Antoine Jullien, designer que também faz retretes, refere que "tem de haver uma sensação de bem-estar, temos de sentir algo quando entramos neste espaço. O meu desejo é que as pessoas que gozaram um dos espaços projectados por mim guardem uma memória agradável da sua visita". Tirando a vontade de cagar não estou bem a ver qual o outro sentimento a que se refere. Além disso, pelo preço de sentar as nádegas num trono feito por ele, acima dos 2000 euros, de certeza que cada deslocação ao assento se tornava inolvidável.

Nos Estados Unidos, Barney Smith, simpático canalizador reformado do Texas e por isso artista a tempo inteiro, possui uma garagem a que deu o pomposo nome de Barney Smith's Toilet Seat Art Museum e onde expõe mais de 800 tampos de sanita decorados por ele com as mais variadas coisas e sobre outros tantos assuntos: material dado pela Reserva Federal dos Estados Unidos que, segundo o octogenário quase nonagenário, vale um milhão de dólares, pedaços do muro de Berlim e do vaivém Challenger, que explodiu em 1986 por cima do Centro Espacial Kennedy, no Cabo Canaveral (Flórida), cinzas dum vulcão…
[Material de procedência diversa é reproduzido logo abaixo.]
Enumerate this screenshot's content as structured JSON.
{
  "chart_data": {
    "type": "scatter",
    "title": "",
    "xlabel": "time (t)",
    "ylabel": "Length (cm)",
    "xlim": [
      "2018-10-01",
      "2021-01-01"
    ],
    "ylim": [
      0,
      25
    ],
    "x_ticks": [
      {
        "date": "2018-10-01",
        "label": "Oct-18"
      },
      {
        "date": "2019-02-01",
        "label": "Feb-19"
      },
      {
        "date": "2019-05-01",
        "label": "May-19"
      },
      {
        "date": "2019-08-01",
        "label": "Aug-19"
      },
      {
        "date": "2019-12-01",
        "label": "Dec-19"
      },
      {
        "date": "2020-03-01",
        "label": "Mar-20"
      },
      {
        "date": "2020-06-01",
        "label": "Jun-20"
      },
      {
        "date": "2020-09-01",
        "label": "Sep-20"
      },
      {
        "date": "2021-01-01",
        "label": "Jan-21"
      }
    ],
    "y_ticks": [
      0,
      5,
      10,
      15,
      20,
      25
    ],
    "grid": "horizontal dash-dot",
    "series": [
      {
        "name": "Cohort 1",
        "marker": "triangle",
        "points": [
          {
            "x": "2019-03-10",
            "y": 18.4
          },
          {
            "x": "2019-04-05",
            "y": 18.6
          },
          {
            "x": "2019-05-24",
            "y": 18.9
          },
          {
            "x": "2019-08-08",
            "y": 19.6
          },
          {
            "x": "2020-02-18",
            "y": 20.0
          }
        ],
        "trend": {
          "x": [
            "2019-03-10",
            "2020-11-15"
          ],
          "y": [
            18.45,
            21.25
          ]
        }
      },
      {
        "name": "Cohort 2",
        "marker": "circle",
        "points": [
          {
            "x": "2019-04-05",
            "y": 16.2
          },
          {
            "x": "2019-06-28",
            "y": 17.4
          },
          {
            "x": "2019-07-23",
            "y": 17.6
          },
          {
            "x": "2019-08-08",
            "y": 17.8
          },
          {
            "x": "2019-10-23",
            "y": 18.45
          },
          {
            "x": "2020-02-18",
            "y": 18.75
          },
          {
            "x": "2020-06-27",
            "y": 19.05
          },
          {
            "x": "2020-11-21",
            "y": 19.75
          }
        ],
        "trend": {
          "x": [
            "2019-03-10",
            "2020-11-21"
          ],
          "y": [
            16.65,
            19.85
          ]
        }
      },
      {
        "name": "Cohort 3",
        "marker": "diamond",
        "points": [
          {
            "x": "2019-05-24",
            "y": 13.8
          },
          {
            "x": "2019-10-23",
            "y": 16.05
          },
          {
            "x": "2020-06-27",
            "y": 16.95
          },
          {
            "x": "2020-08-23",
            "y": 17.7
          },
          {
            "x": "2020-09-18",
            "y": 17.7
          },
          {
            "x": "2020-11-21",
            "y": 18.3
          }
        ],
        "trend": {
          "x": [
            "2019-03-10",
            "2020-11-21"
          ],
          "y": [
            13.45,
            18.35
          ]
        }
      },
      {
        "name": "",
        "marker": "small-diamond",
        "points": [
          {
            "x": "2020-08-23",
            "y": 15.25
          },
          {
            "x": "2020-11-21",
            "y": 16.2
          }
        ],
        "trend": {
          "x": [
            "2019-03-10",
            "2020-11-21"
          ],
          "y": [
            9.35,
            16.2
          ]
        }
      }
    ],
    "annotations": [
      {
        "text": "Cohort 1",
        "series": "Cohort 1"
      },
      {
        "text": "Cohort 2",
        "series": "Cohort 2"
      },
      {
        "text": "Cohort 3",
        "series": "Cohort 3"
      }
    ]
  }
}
Outro artista de tampos, o belga Jean Lucien Guillaume, de Bruxelas, expõe as suas obras em conceituadas galerias e até fez uma parceria com a empresa OLFA, "L'un des leaders européens de la fabrication d'articles sanitaires. Innovation technique et diversité des décors", pode ler-se na página oficial da empresa na Internet.

Na Catalunha, qualquer presépio tem o seu El Caganer. É uma tradição do Natal da região tão enraizada que as pessoas já não o concebem sem ele. Trata-se de pequenos bonecos de barro, pintados à mão, que estão literalmente em posição cagativa de rabo à mostra e cujo montinho castanho os autores fazem questão de evidenciar. A explicação poderá ser esta: para se ter uma boa colheita é preciso fertilizar os campos com estrume e excrementos. Estas estátuas simbolizam a fecundação do presépio para o ano seguinte, tornando-o maior. Se este crescer, a família que escondeu o caganer verá também aumentar a sua riqueza e sorte.

Se aproveitarmos a promoção da página oficial, ficamos a saber que podemos comprar um caganer do Barack Obama ou da chanceler alemã Angela Merkel por 13,30 euros, em vez do preço habitual de 14.

Mas, ao que parece, a posição sentada a cagar é pouco natural para o homem, pois cria um ângulo entre o ânus e o recto, o que obriga os músculos a fazerem muita força e não permite a evacuação total da nossa matéria fecal. Isto poderá mesmo ser uma das causas dos nossos problemas intestinais, como a prisão de ventre. Antigamente cagávamos agachados, numa postura de relaxamento muscular. E não é isso que se pede? Depois vieram as sanitas e estragámos tudo.

Para nós ocidentais, o uso destas é uma questão cultural e estamos de tal forma habituados a sentarmo-nos que não concebemos outra forma de esvaziar o intestino grosso (a excepção talvez seja na tropa, como tive oportunidade de verificar quando a isso fui obrigado, felizmente por pouco tempo, onde apenas existem latrinas à moda antiga). E quando somos confrontados com hábitos de outras gentes sentimo-nos frequentemente incomodados e repugnados. Tínhamos tanto a aprender com a civilização oriental, o Japão, a China…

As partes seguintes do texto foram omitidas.